In order to prove his Title VII claims, which allege a violation of statutory rights, rather than contractual rights, Owens will be required to establish a prima facie case of discrimination based on race, and a prima facie case of retaliation. These involve different criteria from the breach of contract and tortious breach of contract claims adjudicated by the arbitrator. Owens's Complaint in this action alleges that he was subjected a racially hostile work environment, separate and apart from his retaliation claim, and involves facts that are temporally distinct from his termination. (Compl. Count One, 4-5 (¶¶20-24)).[5] There is nothing in the record to suggest that the arbitration proceedings were in any way an adjudication of a hostile work environment claim. The Court recognizes that the Title VII claims related to Owens's termination arise from the same nucleus of facts reviewed by the arbitrator, who examined whether L-3 breached its contract with Owens when it terminated him. However, the arbitrator did not consider whether Owens's termination could have been racially-motivated, because that was not an issue in those proceedings.[6] Thus, the Court does not find that the Title VII claims Owens makes in this lawsuit have been previously adjudicated by the arbitrator, or that it should compel Owens to arbitrate his Title VII claims on this basis.

The Court understands L-3's concerns about Owens's potential double recovery, or what they have described as "double dipping". But that is a question of damages at trial. A properly instructed jury can determine what damages, if any, Owens may properly receive pursuant to his Title VII claims. Thus, based upon the evidence before it the jury can avoid double recovery by separating and adjusting any Title VII award after consideration of the monetary relief Owens has already received through arbitration.

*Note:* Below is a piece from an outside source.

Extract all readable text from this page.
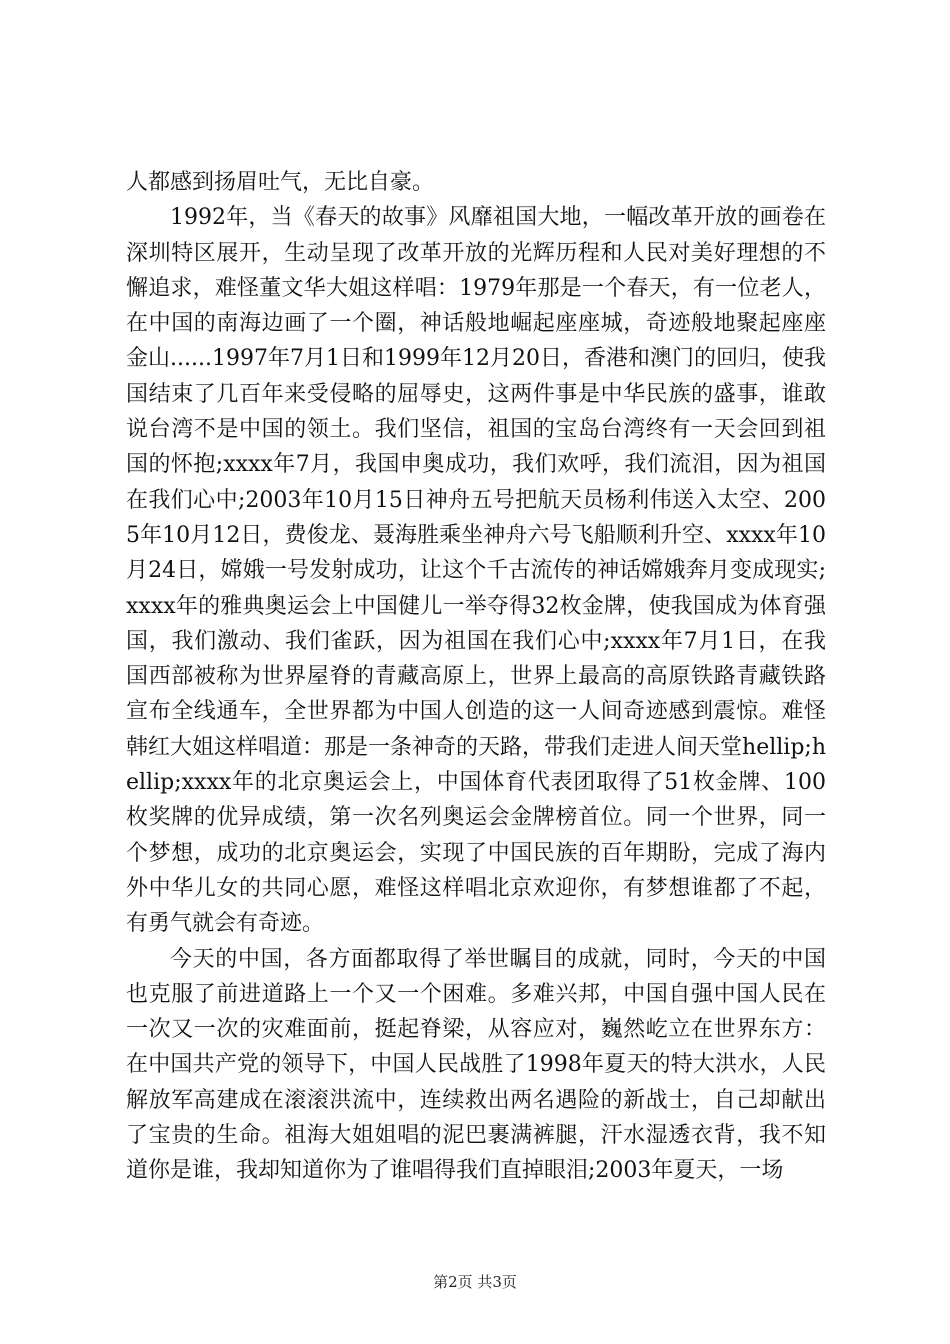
人都感到扬眉吐气，无比自豪。

1992年，当《春天的故事》风靡祖国大地，一幅改革开放的画卷在深圳特区展开，生动呈现了改革开放的光辉历程和人民对美好理想的不懈追求，难怪董文华大姐这样唱：1979年那是一个春天，有一位老人，在中国的南海边画了一个圈，神话般地崛起座座城，奇迹般地聚起座座金山......1997年7月1日和1999年12月20日，香港和澳门的回归，使我国结束了几百年来受侵略的屈辱史，这两件事是中华民族的盛事，谁敢说台湾不是中国的领土。我们坚信，祖国的宝岛台湾终有一天会回到祖国的怀抱;xxxx年7月，我国申奥成功，我们欢呼，我们流泪，因为祖国在我们心中;2003年10月15日神舟五号把航天员杨利伟送入太空、2005年10月12日，费俊龙、聂海胜乘坐神舟六号飞船顺利升空、xxxx年10月24日，嫦娥一号发射成功，让这个千古流传的神话嫦娥奔月变成现实;xxxx年的雅典奥运会上中国健儿一举夺得32枚金牌，使我国成为体育强国，我们激动、我们雀跃，因为祖国在我们心中;xxxx年7月1日，在我国西部被称为世界屋脊的青藏高原上，世界上最高的高原铁路青藏铁路宣布全线通车，全世界都为中国人创造的这一人间奇迹感到震惊。难怪韩红大姐这样唱道：那是一条神奇的天路，带我们走进人间天堂hellip;hellip;xxxx年的北京奥运会上，中国体育代表团取得了51枚金牌、100枚奖牌的优异成绩，第一次名列奥运会金牌榜首位。同一个世界，同一个梦想，成功的北京奥运会，实现了中国民族的百年期盼，完成了海内外中华儿女的共同心愿，难怪这样唱北京欢迎你，有梦想谁都了不起，有勇气就会有奇迹。

今天的中国，各方面都取得了举世瞩目的成就，同时，今天的中国也克服了前进道路上一个又一个困难。多难兴邦，中国自强中国人民在一次又一次的灾难面前，挺起脊梁，从容应对，巍然屹立在世界东方：在中国共产党的领导下，中国人民战胜了1998年夏天的特大洪水，人民解放军高建成在滚滚洪流中，连续救出两名遇险的新战士，自己却献出了宝贵的生命。祖海大姐姐唱的泥巴裹满裤腿，汗水湿透衣背，我不知道你是谁，我却知道你为了谁唱得我们直掉眼泪;2003年夏天，一场

第2页 共3页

For the reasons set forth above, the Court does not find that Plaintiff Owens should be compelled to arbitrate his Title VII claims. The confidentiality restrictions in L-3's ADR Program do not preclude litigation of these claims, and his Title VII claims were not previously adjudicated by the arbitrator. Moreover, the ADR Program specifically exempted Title VII claims from its arbitration requirement. Accordingly, the Motion to Compel Arbitration is denied.